Re: Despite cost disease, Government can boost public sector productivity, Queensland Economy Watch, 11/5/13

Your article pointed to a number of fundamental differences between the public and private sector (eg public sector’s taxpayer funding and lack of simple bottom line criteria for success) and thus suggested that proposals by the Queensland Commission of Audit (eg out-sourcing) offer excellent prospects for achieving cost savings.

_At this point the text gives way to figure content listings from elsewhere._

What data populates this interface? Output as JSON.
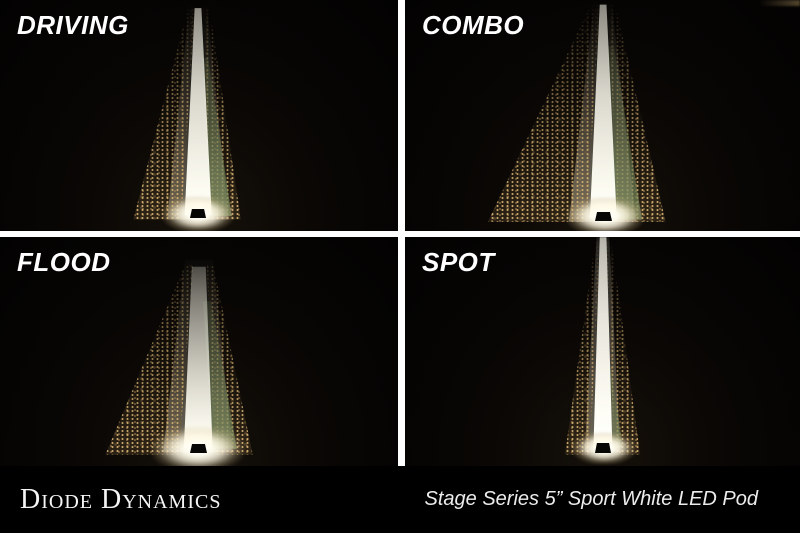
{
  "quadrants": [
    {
      "id": "driving",
      "label": "DRIVING",
      "beam_type": "driving"
    },
    {
      "id": "combo",
      "label": "COMBO",
      "beam_type": "combo"
    },
    {
      "id": "flood",
      "label": "FLOOD",
      "beam_type": "flood"
    },
    {
      "id": "spot",
      "label": "SPOT",
      "beam_type": "spot"
    }
  ],
  "footer": {
    "brand": "Diode Dynamics",
    "product": "Stage Series 5” Sport White LED Pod"
  },
  "colors": {
    "background": "#000000",
    "divider": "#ffffff",
    "label_text": "#ffffff",
    "beam_white": "#fdfcf2",
    "gravel_tan": "#c9a96b",
    "grass_green": "#5d6e49"
  }
}
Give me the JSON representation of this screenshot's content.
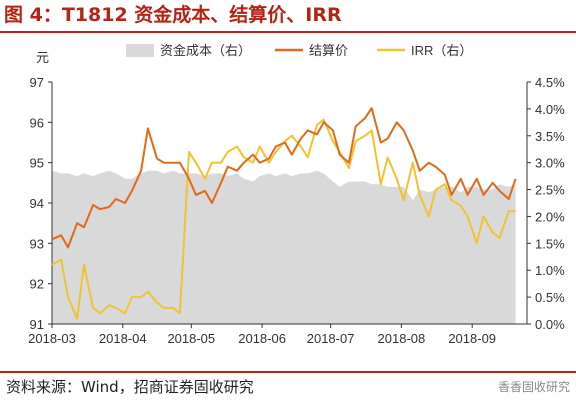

However the most fundamental differences between the public and private sectors are that: (a) the primary function of government is ‘governing’ (ie creating an environment in which others can ‘do things’); and (b) in the production of goods and services (ie in ‘doing things’) the public sector is (usually) only involved in functions that are subjected to significant market failures (see Governing is not Just Running a Large Business).

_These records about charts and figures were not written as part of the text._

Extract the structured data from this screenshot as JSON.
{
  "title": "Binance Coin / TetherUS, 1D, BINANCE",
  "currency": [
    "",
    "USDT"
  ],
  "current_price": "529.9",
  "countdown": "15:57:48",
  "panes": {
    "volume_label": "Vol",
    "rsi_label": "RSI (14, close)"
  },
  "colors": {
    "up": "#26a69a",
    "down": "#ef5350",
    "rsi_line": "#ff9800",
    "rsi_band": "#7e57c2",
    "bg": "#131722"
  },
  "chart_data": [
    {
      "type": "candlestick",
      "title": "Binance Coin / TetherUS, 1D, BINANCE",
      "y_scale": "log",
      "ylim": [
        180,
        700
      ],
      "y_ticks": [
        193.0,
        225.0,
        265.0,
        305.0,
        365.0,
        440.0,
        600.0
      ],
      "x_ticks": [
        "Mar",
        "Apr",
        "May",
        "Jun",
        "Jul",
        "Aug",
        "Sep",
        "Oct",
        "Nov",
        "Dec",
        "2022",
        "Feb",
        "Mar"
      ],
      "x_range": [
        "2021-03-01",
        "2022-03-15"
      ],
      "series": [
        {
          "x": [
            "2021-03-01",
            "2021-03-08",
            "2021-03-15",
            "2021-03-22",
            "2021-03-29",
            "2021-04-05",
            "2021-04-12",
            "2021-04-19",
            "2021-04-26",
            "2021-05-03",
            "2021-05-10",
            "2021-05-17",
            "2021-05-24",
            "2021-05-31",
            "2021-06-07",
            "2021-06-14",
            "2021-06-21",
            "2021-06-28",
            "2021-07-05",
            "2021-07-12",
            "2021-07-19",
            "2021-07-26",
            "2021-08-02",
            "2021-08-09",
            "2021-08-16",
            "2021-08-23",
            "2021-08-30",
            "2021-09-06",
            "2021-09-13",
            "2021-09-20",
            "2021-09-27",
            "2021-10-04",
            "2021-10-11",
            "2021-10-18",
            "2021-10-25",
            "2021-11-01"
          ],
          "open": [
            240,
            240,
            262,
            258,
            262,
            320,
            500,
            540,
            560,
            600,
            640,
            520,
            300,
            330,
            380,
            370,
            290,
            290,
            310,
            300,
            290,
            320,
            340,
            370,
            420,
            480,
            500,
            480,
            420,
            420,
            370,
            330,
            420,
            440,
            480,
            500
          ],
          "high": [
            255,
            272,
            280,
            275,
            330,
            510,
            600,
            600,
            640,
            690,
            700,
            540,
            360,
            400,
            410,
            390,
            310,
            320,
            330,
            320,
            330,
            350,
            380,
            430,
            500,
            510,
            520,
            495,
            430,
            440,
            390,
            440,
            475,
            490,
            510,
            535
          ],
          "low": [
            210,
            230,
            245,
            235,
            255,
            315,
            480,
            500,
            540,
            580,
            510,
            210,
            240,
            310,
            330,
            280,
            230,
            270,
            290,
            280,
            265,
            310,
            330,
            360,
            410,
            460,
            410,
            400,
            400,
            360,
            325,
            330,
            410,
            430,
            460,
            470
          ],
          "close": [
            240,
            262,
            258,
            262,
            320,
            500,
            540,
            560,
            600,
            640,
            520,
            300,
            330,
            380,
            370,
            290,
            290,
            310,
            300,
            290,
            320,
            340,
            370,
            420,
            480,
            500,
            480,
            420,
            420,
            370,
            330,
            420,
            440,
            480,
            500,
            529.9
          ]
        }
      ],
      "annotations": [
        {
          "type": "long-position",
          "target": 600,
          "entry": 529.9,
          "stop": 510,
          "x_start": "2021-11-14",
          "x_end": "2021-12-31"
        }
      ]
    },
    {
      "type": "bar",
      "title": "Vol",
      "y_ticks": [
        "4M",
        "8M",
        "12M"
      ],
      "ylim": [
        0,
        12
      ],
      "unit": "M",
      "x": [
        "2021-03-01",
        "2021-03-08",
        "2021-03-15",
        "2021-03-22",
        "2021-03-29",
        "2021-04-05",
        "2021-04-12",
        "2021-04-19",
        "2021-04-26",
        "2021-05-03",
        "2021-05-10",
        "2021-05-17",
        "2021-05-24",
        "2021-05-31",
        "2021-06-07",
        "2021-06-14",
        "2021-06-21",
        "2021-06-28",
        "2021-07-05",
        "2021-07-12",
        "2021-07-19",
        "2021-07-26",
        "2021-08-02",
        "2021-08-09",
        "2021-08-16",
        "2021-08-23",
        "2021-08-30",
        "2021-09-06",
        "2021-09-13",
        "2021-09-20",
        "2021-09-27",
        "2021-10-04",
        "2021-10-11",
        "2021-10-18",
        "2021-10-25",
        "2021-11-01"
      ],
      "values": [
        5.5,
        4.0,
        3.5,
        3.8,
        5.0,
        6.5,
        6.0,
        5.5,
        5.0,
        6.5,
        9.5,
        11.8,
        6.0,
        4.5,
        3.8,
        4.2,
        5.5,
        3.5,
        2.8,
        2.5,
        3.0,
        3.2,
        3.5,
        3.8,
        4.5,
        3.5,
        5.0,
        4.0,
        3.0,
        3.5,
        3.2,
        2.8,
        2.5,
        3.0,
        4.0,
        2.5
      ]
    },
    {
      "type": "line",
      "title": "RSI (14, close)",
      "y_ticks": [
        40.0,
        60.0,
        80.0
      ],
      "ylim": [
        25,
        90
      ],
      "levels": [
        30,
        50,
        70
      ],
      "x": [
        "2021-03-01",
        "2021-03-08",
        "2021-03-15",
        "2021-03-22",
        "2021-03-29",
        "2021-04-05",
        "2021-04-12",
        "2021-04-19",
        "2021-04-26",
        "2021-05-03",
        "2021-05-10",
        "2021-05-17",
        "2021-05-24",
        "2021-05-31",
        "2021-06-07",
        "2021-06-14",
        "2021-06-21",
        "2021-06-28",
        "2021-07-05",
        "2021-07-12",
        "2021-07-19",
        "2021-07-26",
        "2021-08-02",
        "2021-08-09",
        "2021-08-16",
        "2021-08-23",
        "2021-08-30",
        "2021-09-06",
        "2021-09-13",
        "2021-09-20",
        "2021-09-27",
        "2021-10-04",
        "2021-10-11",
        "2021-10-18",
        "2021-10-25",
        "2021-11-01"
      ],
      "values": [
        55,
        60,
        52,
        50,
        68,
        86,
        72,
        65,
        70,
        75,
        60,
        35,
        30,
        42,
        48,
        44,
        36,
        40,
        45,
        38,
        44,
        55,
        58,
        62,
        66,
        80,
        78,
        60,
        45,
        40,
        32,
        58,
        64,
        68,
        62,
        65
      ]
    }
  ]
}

The best way to reduce the cost of government is to focus on its primary role (ie governing). When the focus is on boosting efficiency in providing goods and services that are subject to significant market failures, then ‘governing’ (ie creating an environment in which others can ‘do things’) is likely to be very poor because ‘governing’ requires a quite different and more sophisticated type of knowledge and experience. ‘Governing’ Queensland would require a core public service of (say) 1000 skilled and knowledgeable professionals plus operational agencies that could be kept fairly lean by a focus on ‘governing’. However in the 1980s there was a naïve belief that Australia’s economic productivity could best be improved by subjecting governments’ operational functions to market pressures. This largely eliminated the competencies required for competent ‘government’ while being able to do nothing about the market failures that made market-based arrangements inappropriate for most public functions (see Decay of Australian Public Administration, 2002+). Thus governments have been left thrashing around with the ‘cost disease’ problems that your article mentioned, and with an increasingly obvious incompetence in actually ‘governing’.

The proposals by Queensland’s Commission of Audit are an inadequate solution to this problem, as the Commission was set up and has worked on the same naïve assumptions about the nature of the problem that prevailed in the 1980s (see Reforming State Governments: Does Queensland's Commission of Audit Have the Answer?). By way of background it is noted that concerns similar to the above were first put to all Members of Queensland’s Parliament in 1995 (see Towards Good Government in Queensland), but failed to generate any glimmer of understanding.

I would be interested in your response to my speculations.